UNITED STATES
                       SECURITIES AND EXCHANGE COMMISSION
                             Washington, D.C. 20549

                                    FORM 8-K

                                 CURRENT REPORT
                       Pursuant to Section 13 OR 15(d) of
                       The Securities Exchange Act of 1934

       Date of Report (Date of earliest event reported) December 12, 2005

                          CanWest Petroleum Corporation
             (Exact name of registrant as specified in its charter)

         Colorado                      0-27659                  None
         --------                      -------                  ----
(State or other jurisdiction         (Commission            (IRS Employer
       of incorporation)             File Number)        Identification No.)


206 - 475 Howe Street, Vancouver, British Columbia, Canada            V6C 2B3
- -----------------------------------------------------------           -------
          (Address of principal executive offices)                  (Zip Code)

        Registrant's telephone number, including area code (604) 685-8355
                                                           --------------

Check the appropriate box below if the Form 8-K filing is intended to
simultaneously satisfy the filing obligation of the registrant under any of the
following provisions (see General Instruction A.2. below):

|_|   Written communications pursuant to Rule 425 under the Securities Act (17
      CFR 230.425)

|_|   Soliciting material pursuant to Rule 14a-12 under the Exchange Act (17 CFR
      240.14a-12)

|_|   Pre-commencement communications pursuant to Rule 14d-2(b) under the
      Exchange Act (17 CFR 240.14d-2(b))

|_|   Pre-commencement communications pursuant to Rule 13e-4(c) under the
      Exchange Act (17 CFR 240.13e-4(c))

Item 1.01 Entry into a Material Definitive Agreement.
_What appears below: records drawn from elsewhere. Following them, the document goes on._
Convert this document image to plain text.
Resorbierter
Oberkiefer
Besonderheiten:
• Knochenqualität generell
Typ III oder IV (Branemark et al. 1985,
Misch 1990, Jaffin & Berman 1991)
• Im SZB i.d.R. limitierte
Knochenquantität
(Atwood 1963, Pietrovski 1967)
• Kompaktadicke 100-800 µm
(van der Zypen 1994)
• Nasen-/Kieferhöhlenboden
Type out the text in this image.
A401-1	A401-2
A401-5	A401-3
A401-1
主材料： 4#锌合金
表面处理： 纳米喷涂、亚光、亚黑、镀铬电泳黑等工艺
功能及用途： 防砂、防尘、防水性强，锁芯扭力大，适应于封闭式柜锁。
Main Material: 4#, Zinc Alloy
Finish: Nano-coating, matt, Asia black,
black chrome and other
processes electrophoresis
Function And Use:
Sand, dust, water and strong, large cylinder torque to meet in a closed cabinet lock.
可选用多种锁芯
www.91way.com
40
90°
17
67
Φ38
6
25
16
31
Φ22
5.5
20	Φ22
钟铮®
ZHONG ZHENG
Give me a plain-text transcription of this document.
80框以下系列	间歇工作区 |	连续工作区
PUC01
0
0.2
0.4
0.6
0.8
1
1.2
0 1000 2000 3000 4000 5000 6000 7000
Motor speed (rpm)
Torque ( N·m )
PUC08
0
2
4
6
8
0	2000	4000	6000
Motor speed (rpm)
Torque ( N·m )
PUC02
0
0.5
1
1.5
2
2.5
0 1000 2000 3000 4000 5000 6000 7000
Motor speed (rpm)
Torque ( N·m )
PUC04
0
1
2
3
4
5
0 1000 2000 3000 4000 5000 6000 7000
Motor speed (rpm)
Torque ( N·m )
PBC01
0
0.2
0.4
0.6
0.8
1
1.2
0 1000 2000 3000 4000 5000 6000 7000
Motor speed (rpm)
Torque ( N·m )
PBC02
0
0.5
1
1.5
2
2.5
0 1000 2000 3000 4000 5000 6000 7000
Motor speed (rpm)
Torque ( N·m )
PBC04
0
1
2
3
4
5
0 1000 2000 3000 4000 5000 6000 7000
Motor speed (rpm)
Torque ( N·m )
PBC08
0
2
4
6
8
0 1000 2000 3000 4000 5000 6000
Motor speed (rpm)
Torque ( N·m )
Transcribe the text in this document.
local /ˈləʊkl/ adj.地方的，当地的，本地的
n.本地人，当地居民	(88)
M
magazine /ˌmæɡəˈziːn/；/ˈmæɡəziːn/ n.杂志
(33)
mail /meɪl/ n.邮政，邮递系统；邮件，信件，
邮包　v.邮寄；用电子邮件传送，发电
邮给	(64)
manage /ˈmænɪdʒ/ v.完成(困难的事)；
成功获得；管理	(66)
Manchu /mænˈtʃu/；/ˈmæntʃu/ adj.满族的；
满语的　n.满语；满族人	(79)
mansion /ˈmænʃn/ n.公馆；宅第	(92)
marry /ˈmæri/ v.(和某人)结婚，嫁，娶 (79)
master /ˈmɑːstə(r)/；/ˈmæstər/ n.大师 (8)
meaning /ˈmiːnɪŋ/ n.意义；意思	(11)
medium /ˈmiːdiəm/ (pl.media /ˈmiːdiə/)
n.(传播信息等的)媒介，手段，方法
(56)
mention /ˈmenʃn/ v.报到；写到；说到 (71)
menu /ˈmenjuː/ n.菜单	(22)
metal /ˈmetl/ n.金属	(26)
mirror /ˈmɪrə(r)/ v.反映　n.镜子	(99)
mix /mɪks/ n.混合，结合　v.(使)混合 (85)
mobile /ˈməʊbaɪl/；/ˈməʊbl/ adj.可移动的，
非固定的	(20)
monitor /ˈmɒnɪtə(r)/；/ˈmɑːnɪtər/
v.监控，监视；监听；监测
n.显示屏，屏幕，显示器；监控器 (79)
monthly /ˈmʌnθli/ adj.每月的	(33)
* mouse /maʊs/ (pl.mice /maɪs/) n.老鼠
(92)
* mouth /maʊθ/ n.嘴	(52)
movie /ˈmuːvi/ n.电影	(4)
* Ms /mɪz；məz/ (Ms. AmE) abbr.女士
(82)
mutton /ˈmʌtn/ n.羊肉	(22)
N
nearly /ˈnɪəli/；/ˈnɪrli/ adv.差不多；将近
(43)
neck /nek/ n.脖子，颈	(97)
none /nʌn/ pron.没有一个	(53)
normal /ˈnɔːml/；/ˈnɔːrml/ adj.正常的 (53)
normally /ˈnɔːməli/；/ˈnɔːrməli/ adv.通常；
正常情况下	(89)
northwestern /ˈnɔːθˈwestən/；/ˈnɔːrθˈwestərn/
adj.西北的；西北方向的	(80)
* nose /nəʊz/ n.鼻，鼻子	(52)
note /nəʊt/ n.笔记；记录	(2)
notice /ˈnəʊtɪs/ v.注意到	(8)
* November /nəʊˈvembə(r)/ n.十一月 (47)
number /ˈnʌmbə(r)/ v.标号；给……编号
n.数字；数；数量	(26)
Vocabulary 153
      On November 25, 2005, the Company entered into a Financing Agreement with
Oilsands Quest Inc. ("OQI"), a subsidiary of the Company, whereby the Company
will purchase additional shares from OQI for $13,025,000 ($15,000,000 CND),
which will increase its interest in OQI to 68.48%. Prior to January 31, 2006,
the Company may elect to purchase further equity in OQI as to 406 units at a
cost of $6 (CND) per unit which will further increase its interest in OQI to
69.20%. At that time the Company will also hold 1,250,000 warrants to purchase
an additional 1,250,000 common shares of OQI which if exercised, the Company
will own a 71.2% equity interest in OQI, on a non-diluted basis. OQI has agreed
that the Company will nominate a third OQI Board Member of what will then become
a five person Board of Directors. OQI will us the proceeds from the Financing
Agreement to fund its next Phase Two drilling program of approximately 125 core
holes on its Firebag East lands.



      On December 12, 2005, the Company entered into a Purchase Agreement with
Dynamic Power Hedge Fund ("Dynamic Power"), whereby Dynamic Power will tender to
the Company 571,428 shares of OQI plus 572,428 share purchase warrants
exercisable at $2 (CND) currently held by Dynamic Power. As consideration for
the OQI shares and warrants, the Company will pay Dynamic Power $5,714,280 (CND)
plus 1,500,000 share purchase warrants to purchase 1,500,000 shares of the
Company's common stock.

Item 3.02 Unregistered Sales of Equity Securities.

      Effective November 30, 2005 the Company agreed to issue 3.2 million common
shares, with piggyback registration rights, to financial advisors of the
Company, consideration for services rendered under their respective consulting
agreement. The shares will be earned evenly over the six months ended May 2006.
The shares were issued pursuant to Section 4(2) of the Securities Act.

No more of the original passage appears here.